C’est ainsi que nous avons trouvé Hasumin Yoshikawa, qui s’est présenté aux élections locales dans le district de Setagaya à Tokyo en avril dernier. Cependant, venant du parti dont il est issu, Yoshikawa est une ancienne infirmière des Forces d’autodéfense japonaises.. Et si cela ne suffisait pas à attirer les électeurs masculins, également décrit comme une actrice porno (en fait, il a fait ses débuts en tant que tel après les élections, donc à l’époque ce n’en était pas encore vraiment un).

C’est assez sensationnel, mais les choses deviennent encore plus compliquées et scandaleuses dans le royaume japonais. Lorsque son nom a commencé à résonner sur les réseaux sociaux, une rumeur a circulé selon laquelle elle travaillait déjà comme travailleuse du sexe alors qu’elle était encore infirmière pour les Forces d’autodéfense japonaises. On prétend également qu’il a été victime de harcèlement sexuel au sein des Forces d’autodéfense japonaises, où l’intimidation et le harcèlement sexuel ont récemment fait l’objet de beaucoup d’attention.

Concernant sa campagne, Yoshikawa affirme qu’il promouvra des politiques contre le harcèlement. Elle affirme en outre qu’elle s’est livrée au travail du sexe pour payer ses frais de scolarité et qu’elle voulait quitter les Forces d’autodéfense japonaises dès que possible en raison de harcèlement sexuel. De plus, Yoshikawa organisait ses rassemblements dans les bars de Setagaya, apparaissant dans une tenue de lapin. Pour ses discours dans la rue, il apparaissait dans un uniforme de camouflage dans le style des Forces d’autodéfense japonaises.

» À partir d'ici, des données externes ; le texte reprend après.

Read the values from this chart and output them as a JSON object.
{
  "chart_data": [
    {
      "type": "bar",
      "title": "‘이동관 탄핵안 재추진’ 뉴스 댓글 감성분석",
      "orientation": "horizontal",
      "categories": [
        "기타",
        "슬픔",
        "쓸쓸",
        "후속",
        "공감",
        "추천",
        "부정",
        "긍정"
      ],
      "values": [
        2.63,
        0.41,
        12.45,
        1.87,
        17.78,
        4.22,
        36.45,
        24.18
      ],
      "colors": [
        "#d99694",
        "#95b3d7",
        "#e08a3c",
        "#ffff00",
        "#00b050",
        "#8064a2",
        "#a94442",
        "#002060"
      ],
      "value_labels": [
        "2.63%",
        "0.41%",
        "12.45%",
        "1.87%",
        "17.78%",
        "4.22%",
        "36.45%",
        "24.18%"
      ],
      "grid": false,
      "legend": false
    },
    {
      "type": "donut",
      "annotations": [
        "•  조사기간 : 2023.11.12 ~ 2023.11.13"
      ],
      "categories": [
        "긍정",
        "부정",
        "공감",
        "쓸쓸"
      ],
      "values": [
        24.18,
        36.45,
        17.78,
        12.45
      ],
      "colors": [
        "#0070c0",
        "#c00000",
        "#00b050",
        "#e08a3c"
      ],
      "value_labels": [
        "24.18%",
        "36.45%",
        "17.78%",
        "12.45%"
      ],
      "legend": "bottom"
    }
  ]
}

Finalement, Hasumin Yoshikawa a échoué dans sa campagne, puisqu’elle n’a pas été élue au suffrage universel à un siège à l’Assemblée de Tokyo. Cependant, ses débuts dans le porno japonais ont eu lieu plus tôt ce mois-ci. Son film a fait ses débuts avec le code d’identification MIFD-236où il utilise le nom de scène de Kasumi Fujimoto. Nous pouvons voir sur le matériel promotionnel que continue de vendre son image d’ancien membre des Forces d’autodéfense japonaises, et c’est certainement l’un de ses aspects les plus intéressants. Juste un regard de plus sur la curieuse société japonaise.